As I posted else where....
Partial postmortem..... Raptor exploded causing the APU which provides hydraulics to gimbal the engines blew.. total loss of engine control which caused the tumble ... failure to separate also due to holding pins being hydrophilic also.
from Nasa Space flight youtube feed
Now that's what I call, breaking news. :^)
Using only 27 of its 33 eventual engines, and with twice the thrust of the Saturn V, managed 244 seconds of flight, which is about 240 seconds more than the USSR's N1 booster managed on its first test flight. :^)
Frankly, I didn't think that big beast would clear the tower, and I enjoy a rocket blowing up as much as a nice clean routine mission. :^D
It took four test flights of the Falcon 1 to have one go perfectly, I doubt that the Starship will require even three.

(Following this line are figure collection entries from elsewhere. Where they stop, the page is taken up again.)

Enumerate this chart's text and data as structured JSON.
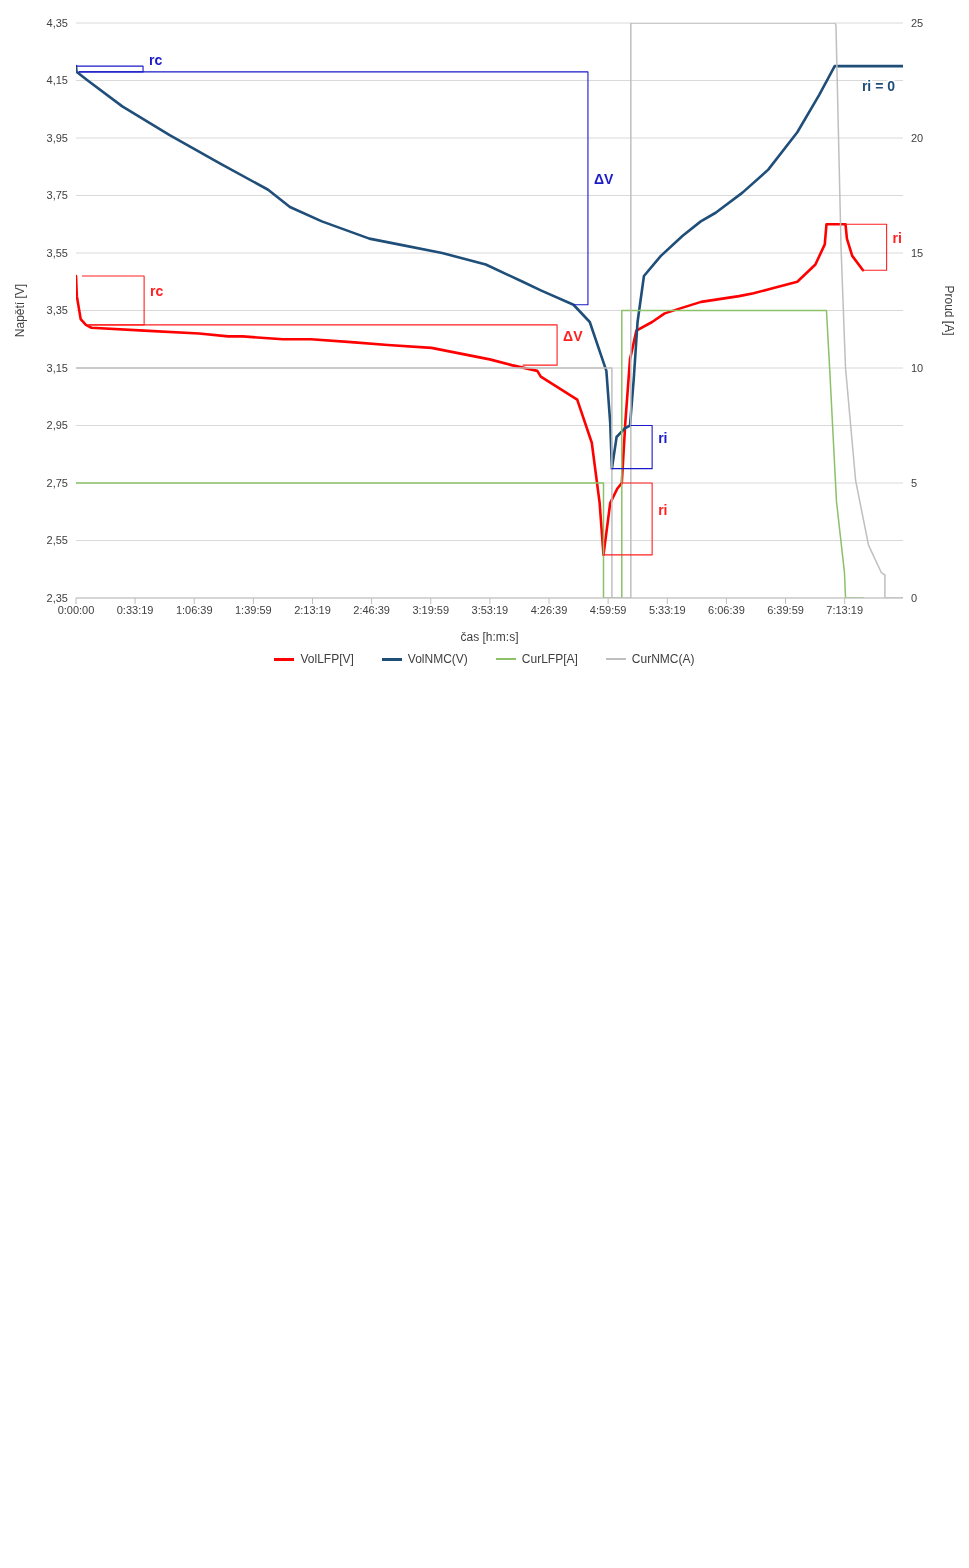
{
  "chart_data": {
    "type": "line",
    "xlabel": "čas [h:m:s]",
    "ylabel": "Napětí [V]",
    "y2label": "Proud [A]",
    "xlim": [
      0,
      7.77
    ],
    "xticks": [
      {
        "value": 0,
        "label": "0:00:00"
      },
      {
        "value": 0.5553,
        "label": "0:33:19"
      },
      {
        "value": 1.1108,
        "label": "1:06:39"
      },
      {
        "value": 1.6664,
        "label": "1:39:59"
      },
      {
        "value": 2.2219,
        "label": "2:13:19"
      },
      {
        "value": 2.7775,
        "label": "2:46:39"
      },
      {
        "value": 3.3331,
        "label": "3:19:59"
      },
      {
        "value": 3.8886,
        "label": "3:53:19"
      },
      {
        "value": 4.4442,
        "label": "4:26:39"
      },
      {
        "value": 4.9997,
        "label": "4:59:59"
      },
      {
        "value": 5.5553,
        "label": "5:33:19"
      },
      {
        "value": 6.1108,
        "label": "6:06:39"
      },
      {
        "value": 6.6664,
        "label": "6:39:59"
      },
      {
        "value": 7.2219,
        "label": "7:13:19"
      }
    ],
    "ylim": [
      2.35,
      4.35
    ],
    "yticks": [
      {
        "value": 2.35,
        "label": "2,35"
      },
      {
        "value": 2.55,
        "label": "2,55"
      },
      {
        "value": 2.75,
        "label": "2,75"
      },
      {
        "value": 2.95,
        "label": "2,95"
      },
      {
        "value": 3.15,
        "label": "3,15"
      },
      {
        "value": 3.35,
        "label": "3,35"
      },
      {
        "value": 3.55,
        "label": "3,55"
      },
      {
        "value": 3.75,
        "label": "3,75"
      },
      {
        "value": 3.95,
        "label": "3,95"
      },
      {
        "value": 4.15,
        "label": "4,15"
      },
      {
        "value": 4.35,
        "label": "4,35"
      }
    ],
    "y2lim": [
      0,
      25
    ],
    "y2ticks": [
      0,
      5,
      10,
      15,
      20,
      25
    ],
    "grid": "y",
    "legend": "bottom",
    "marker": "none",
    "series": [
      {
        "name": "VolLFP[V]",
        "color": "#ff0000",
        "x": [
          0,
          0.008,
          0.044,
          0.093,
          0.145,
          0.64,
          1.156,
          1.43,
          1.567,
          1.942,
          2.208,
          2.586,
          2.93,
          3.34,
          3.613,
          3.887,
          4.093,
          4.334,
          4.367,
          4.709,
          4.846,
          4.92,
          4.956,
          5.019,
          5.085,
          5.128,
          5.161,
          5.205,
          5.265,
          5.413,
          5.531,
          5.7,
          5.873,
          6.23,
          6.367,
          6.572,
          6.777,
          6.947,
          7.035,
          7.051,
          7.23,
          7.243,
          7.293,
          7.394
        ],
        "values": [
          3.47,
          3.4,
          3.32,
          3.3,
          3.29,
          3.28,
          3.27,
          3.26,
          3.26,
          3.25,
          3.25,
          3.24,
          3.23,
          3.22,
          3.2,
          3.18,
          3.16,
          3.14,
          3.12,
          3.04,
          2.89,
          2.68,
          2.5,
          2.68,
          2.73,
          2.75,
          2.96,
          3.18,
          3.28,
          3.31,
          3.34,
          3.36,
          3.38,
          3.4,
          3.41,
          3.43,
          3.45,
          3.51,
          3.58,
          3.65,
          3.65,
          3.6,
          3.54,
          3.49
        ]
      },
      {
        "name": "VolNMC(V)",
        "color": "#1f4e79",
        "x": [
          0,
          0.005,
          0.11,
          0.435,
          0.88,
          1.36,
          1.805,
          2.01,
          2.31,
          2.756,
          3.03,
          3.44,
          3.85,
          4.197,
          4.367,
          4.674,
          4.827,
          4.983,
          5.019,
          5.035,
          5.079,
          5.156,
          5.205,
          5.24,
          5.276,
          5.336,
          5.495,
          5.7,
          5.87,
          6.01,
          6.262,
          6.504,
          6.777,
          6.983,
          7.128,
          7.77
        ],
        "values": [
          4.2,
          4.18,
          4.15,
          4.06,
          3.96,
          3.86,
          3.77,
          3.71,
          3.66,
          3.6,
          3.58,
          3.55,
          3.51,
          3.45,
          3.42,
          3.37,
          3.31,
          3.14,
          2.96,
          2.8,
          2.91,
          2.94,
          2.95,
          3.11,
          3.31,
          3.47,
          3.54,
          3.61,
          3.66,
          3.69,
          3.76,
          3.84,
          3.97,
          4.1,
          4.2,
          4.2
        ]
      },
      {
        "name": "CurLFP[A]",
        "color": "#8cc168",
        "axis": "y2",
        "x": [
          0,
          4.956,
          4.956,
          5.128,
          5.128,
          7.051,
          7.084,
          7.145,
          7.22,
          7.23,
          7.397
        ],
        "values": [
          5,
          5,
          0,
          0,
          12.5,
          12.5,
          9.7,
          4.2,
          1.1,
          0,
          0
        ]
      },
      {
        "name": "CurNMC(A)",
        "color": "#bfbfbf",
        "axis": "y2",
        "x": [
          0,
          5.035,
          5.035,
          5.213,
          5.213,
          7.13,
          7.14,
          7.161,
          7.188,
          7.23,
          7.325,
          7.446,
          7.567,
          7.6,
          7.6,
          7.77
        ],
        "values": [
          10,
          10,
          0,
          0,
          25,
          25,
          24.9,
          20.7,
          15.2,
          10,
          5.1,
          2.3,
          1.1,
          1.0,
          0,
          0
        ]
      },
      {
        "color": "#1a1ac8",
        "x": [
          0,
          0.63,
          0.63,
          0.03
        ],
        "values": [
          4.2,
          4.2,
          4.18,
          4.18
        ]
      },
      {
        "color": "#1a1ac8",
        "x": [
          0.03,
          4.81,
          4.81,
          4.674
        ],
        "values": [
          4.18,
          4.18,
          3.37,
          3.37
        ]
      },
      {
        "color": "#1a1ac8",
        "x": [
          5.215,
          5.413,
          5.413,
          5.035
        ],
        "values": [
          2.95,
          2.95,
          2.8,
          2.8
        ]
      },
      {
        "color": "#ff2020",
        "x": [
          0.06,
          0.64,
          0.64,
          0.12
        ],
        "values": [
          3.47,
          3.47,
          3.3,
          3.3
        ]
      },
      {
        "color": "#ff2020",
        "x": [
          0.12,
          4.52,
          4.52,
          4.2
        ],
        "values": [
          3.3,
          3.3,
          3.16,
          3.16
        ]
      },
      {
        "color": "#ff2020",
        "x": [
          5.128,
          5.413,
          5.413,
          4.956
        ],
        "values": [
          2.75,
          2.75,
          2.5,
          2.5
        ]
      },
      {
        "color": "#ff2020",
        "x": [
          7.23,
          7.616,
          7.616,
          7.394
        ],
        "values": [
          3.65,
          3.65,
          3.49,
          3.49
        ]
      }
    ],
    "annotations": [
      "rc",
      "ΔV",
      "ri",
      "rc",
      "ΔV",
      "ri",
      "ri",
      "ri = 0"
    ]
  }
}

Whatever you read...read it again...
The booster started its flip maneuver but the stage separation had failed causing an out of control flight.At that point mission control should have hit the destruct button.
Also, looks like 6 raptors failed to start which could have caused the failure.
All in all, it was a great success.
And link it to 4/20
Hysterics here
We’re not going to live on Mars. Mars is completely exposed to solar radiation due to the absence of a magnetic field significant enough to protect life.
reminds me of the euphemistic phrase “conscious uncoupling”.
What are you talking about?
Elon said it would be insane to expect there would be total perfection on this first flight.
It is why NASA always did the test fires on Wallops
Soviet N1 moon rocket exploding | 0:59
georgH | 257 subscribers | 1,762,945 views | November 12, 2006
Probably burned at full at lot longer times with that payload. If it is over water there might still be materials to examine. If it was an engine failure that could be a significant issue.